Même les jeunes, qui l’année dernière étaient tellement convaincus que Saied apporterait un vent nouveau, sont divisés.

L’opposition aux efforts qu’il déploie pour rassembler tous les pouvoirs de l’État entre ses mains en faisant fi des freins et contrepoids est très répandue et va bien au-delà de sa cible principale, le mouvement islamiste modéré Ennahdha, qui demeure le plus grand mouvement politique.

Un an plus tard, Kais Saied franchit une étape importante dans la concrétisation de son emprise sur le pouvoir en faisant adopter une Constitution qui détruit tous les freins et contrepoids pouvant compromettre son règne par décret.

Les résultats du référendum de mardi, selon les chiffres préliminaires de la commission électorale, indiquent un taux de participation de seulement 30,5 %.

Un retour aux pires années des dictatures post-coloniales

Saied semble être le seul auteur de la Constitution qu’il a soumise au vote. Elle avait d’autres auteurs, mais Saied a passé son propre texte au bulldozer. Sadok Belaïd, le chef de la commission consultative nommé par Saied pour rédiger la nouvelle Constitution, a rejeté le texte final.

Belaïd a révélé que Saied avait apporté des changements fondamentaux à la version qui lui avait été soumise par la commission. Belaïd était l’un des plus proches collaborateurs de Saied.

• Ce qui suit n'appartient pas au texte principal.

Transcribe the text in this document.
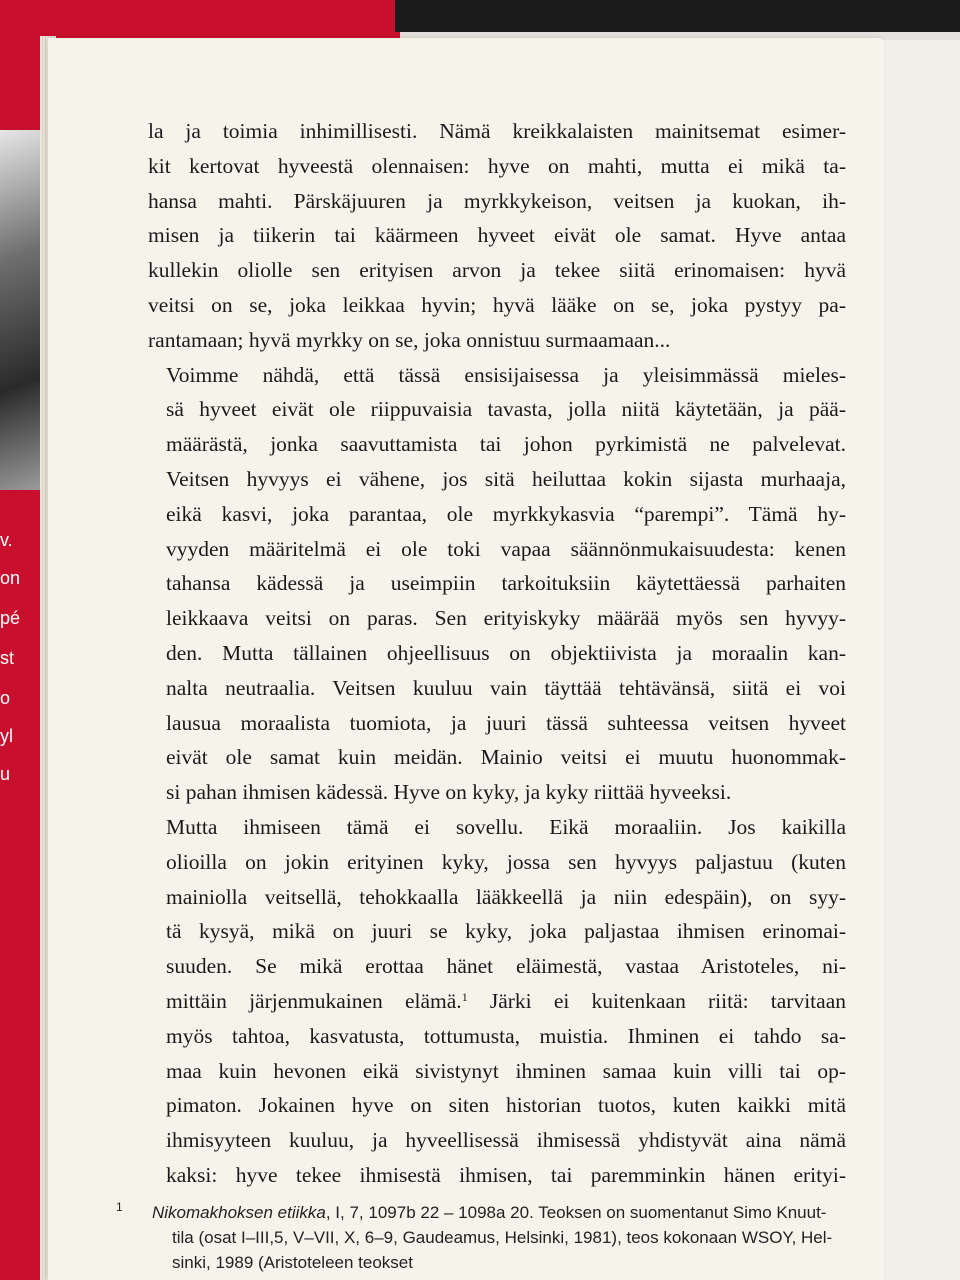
v.
on
pé
st
o
yl
u

la ja toimia inhimillisesti. Nämä kreikkalaisten mainitsemat esimer-
kit kertovat hyveestä olennaisen: hyve on mahti, mutta ei mikä ta-
hansa mahti. Pärskäjuuren ja myrkkykeison, veitsen ja kuokan, ih-
misen ja tiikerin tai käärmeen hyveet eivät ole samat. Hyve antaa
kullekin oliolle sen erityisen arvon ja tekee siitä erinomaisen: hyvä
veitsi on se, joka leikkaa hyvin; hyvä lääke on se, joka pystyy pa-
rantamaan; hyvä myrkky on se, joka onnistuu surmaamaan...

Voimme nähdä, että tässä ensisijaisessa ja yleisimmässä mieles-
sä hyveet eivät ole riippuvaisia tavasta, jolla niitä käytetään, ja pää-
määrästä, jonka saavuttamista tai johon pyrkimistä ne palvelevat.
Veitsen hyvyys ei vähene, jos sitä heiluttaa kokin sijasta murhaaja,
eikä kasvi, joka parantaa, ole myrkkykasvia “parempi”. Tämä hy-
vyyden määritelmä ei ole toki vapaa säännönmukaisuudesta: kenen
tahansa kädessä ja useimpiin tarkoituksiin käytettäessä parhaiten
leikkaava veitsi on paras. Sen erityiskyky määrää myös sen hyvyy-
den. Mutta tällainen ohjeellisuus on objektiivista ja moraalin kan-
nalta neutraalia. Veitsen kuuluu vain täyttää tehtävänsä, siitä ei voi
lausua moraalista tuomiota, ja juuri tässä suhteessa veitsen hyveet
eivät ole samat kuin meidän. Mainio veitsi ei muutu huonommak-
si pahan ihmisen kädessä. Hyve on kyky, ja kyky riittää hyveeksi.

Mutta ihmiseen tämä ei sovellu. Eikä moraaliin. Jos kaikilla
olioilla on jokin erityinen kyky, jossa sen hyvyys paljastuu (kuten
mainiolla veitsellä, tehokkaalla lääkkeellä ja niin edespäin), on syy-
tä kysyä, mikä on juuri se kyky, joka paljastaa ihmisen erinomai-
suuden. Se mikä erottaa hänet eläimestä, vastaa Aristoteles, ni-
mittäin järjenmukainen elämä.$^1$ Järki ei kuitenkaan riitä: tarvitaan
myös tahtoa, kasvatusta, tottumusta, muistia. Ihminen ei tahdo sa-
maa kuin hevonen eikä sivistynyt ihminen samaa kuin villi tai op-
pimaton. Jokainen hyve on siten historian tuotos, kuten kaikki mitä
ihmisyyteen kuuluu, ja hyveellisessä ihmisessä yhdistyvät aina nämä
kaksi: hyve tekee ihmisestä ihmisen, tai paremminkin hänen erityi-

1	Nikomakhoksen etiikka, I, 7, 1097b 22 – 1098a 20. Teoksen on suomentanut Simo Knuut-
tila (osat I–III,5, V–VII, X, 6–9, Gaudeamus, Helsinki, 1981), teos kokonaan WSOY, Hel-
sinki, 1989 (Aristoteleen teokset
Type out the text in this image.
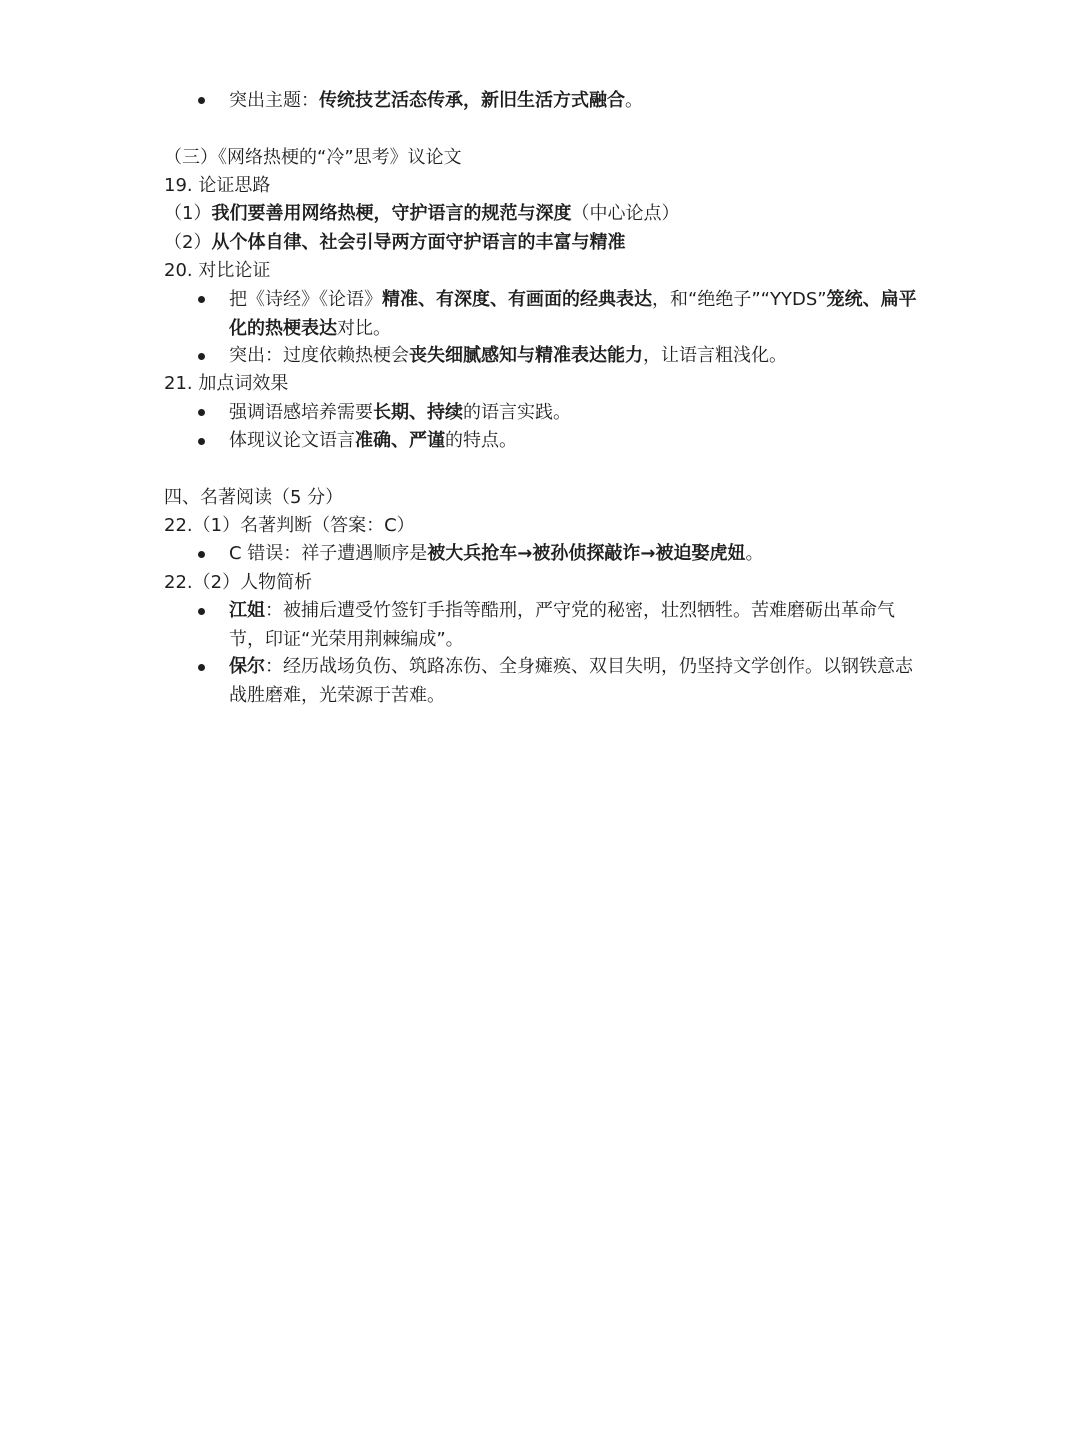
突出主题：传统技艺活态传承，新旧生活方式融合。
（三）《网络热梗的“冷”思考》议论文
19. 论证思路
（1）我们要善用网络热梗，守护语言的规范与深度（中心论点）
（2）从个体自律、社会引导两方面守护语言的丰富与精准
20. 对比论证
把《诗经》《论语》精准、有深度、有画面的经典表达，和“绝绝子”“YYDS”笼统、扁平化的热梗表达对比。
突出：过度依赖热梗会丧失细腻感知与精准表达能力，让语言粗浅化。
21. 加点词效果
强调语感培养需要长期、持续的语言实践。
体现议论文语言准确、严谨的特点。
四、名著阅读（5 分）
22.（1）名著判断（答案：C）
C 错误：祥子遭遇顺序是被大兵抢车→被孙侦探敲诈→被迫娶虎妞。
22.（2）人物简析
江姐：被捕后遭受竹签钉手指等酷刑，严守党的秘密，壮烈牺牲。苦难磨砺出革命气节，印证“光荣用荆棘编成”。
保尔：经历战场负伤、筑路冻伤、全身瘫痪、双目失明，仍坚持文学创作。以钢铁意志战胜磨难，光荣源于苦难。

La nouvelle Constitution éradique la version de 2014, dont l’élaboration a nécessité deux ans et une vaste consultation à l’échelle locale et nationale. Elle concentre tous les pouvoirs entre les mains de la présidence sur le gouvernement, le pouvoir judiciaire et l’exécutif, détruisant ainsi le principe de la séparation des pouvoirs jugé essentiel à toute autre démocratie. 

Kais Saied se considère comme un sultan, un homme capable de voir au-delà des besoins du présent. Un dirigeant consacré par Dieu lui-même

Pour la faire passer, Saied a dû révoquer la commission électorale tunisienne qui a fait du bon travail lors des sept élections précédentes et mettre des béni-oui-oui aux commandes.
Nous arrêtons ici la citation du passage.